- Born: Ian F. C. Smith
- Education: University of Waterloo (BSc, 1978); University of Cambridge (PhD, 1982);
- Scientific career
- Fields: Civil engineering, Artificial intelligence, Engineering informatics
- Workplaces: Technical University of Munich (Founding Director, TUM Georg Nemetschek Institute); EPFL (Emeritus); Carnegie Mellon University (Adjunct Professor);

= Ian Smith (civil engineer) =

Canadian and Swiss civil engineer

Ian F. C. Smith is a Canadian and Swiss civil engineer. He is Emeritus Professor at the École Polytechnique Fédérale de Lausanne (EPFL) in Switzerland and was the founding director of the TUM Georg Nemetschek Institute Artificial Intelligence for the Built World at the Technical University of Munich in Germany.

==Career==

Smith completed his undergraduate degree in civil engineering at the University of Waterloo, Canada (1978) in a five-year program of alternating four-month periods of studying and industrial experience where he worked in structural design offices, a boundary-layer wind tunnel lab (University of Western Ontario) and two steel fabricators in Canada.

After completing his PhD at the Engineering Department of the University of Cambridge, UK in 1982, he continued his research and teaching career at the École Polytechnique Fédérale de Lausanne (EPFL), Switzerland. Starting in the Civil Engineering Department (1982-1991), he worked on measurement systems, fatigue, and fracture mechanics in several collaborations with industry partners.

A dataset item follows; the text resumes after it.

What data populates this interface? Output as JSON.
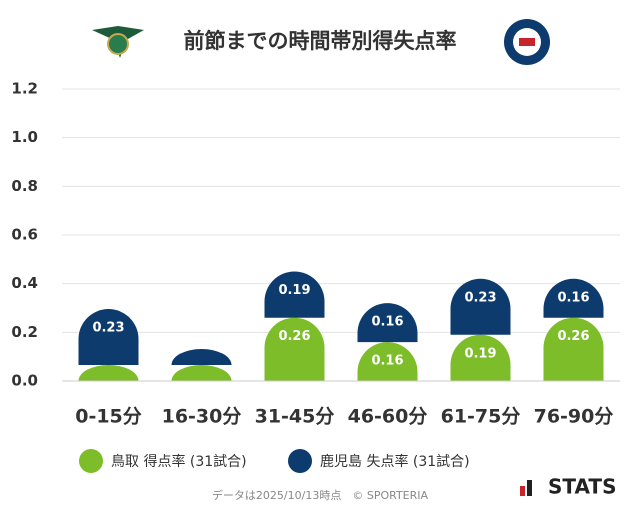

He switched to the Artificial Intelligence Laboratory in the Computer Science Department (1991-1996) in order to focus on software applications for the construction industry. Back in the Civil Engineering Department, he was appointed associate professor in 1999 and Full Professor in 2005.

Smith was Head of the Applied Computing and Mechanics Laboratory (IMAC) (2000-2020) and Chair of the Structural Engineering Institute at the School of Architecture, Civil and Environmental Engineering (2001-2006).

He was the Founding Director of the TUM Georg Nemetschek Institute Artificial Intelligence for the Built World, Technical University of Munich (TUM), from March 1, 2022 to February 28, 2025. Smith is also emeritus Professor at the Swiss Federal Institute of Technology (EPFL) in Lausanne, Switzerland and an adjunct professor at Carnegie Mellon University, USA since 2011.

His research activity is on the intersection of computer science with the built environment. In 1993, he founded the European Group for Structural Engineering Applications of Artificial Intelligence (EG-SEA-AI). This group later became the European Group for Intelligent Computing in Engineering (EG-ICE).

In 2003, he co-authored the textbook Engineering Informatics: Fundamentals of Computer-Aided Engineering (Wiley), the 2nd edition of which appeared in June 2013. In 2004, he was elected to the Swiss Academy of Engineering Sciences and in 2005, he received the Computing in Civil Engineering Award from the ASCE.

From 2010 to 2020, he directed a second research group in Asia as Principal Investigator at the ETH Future Cities Laboratory, CREATE, Singapore. In 2022, he was elected to the National Academy of Construction, USA.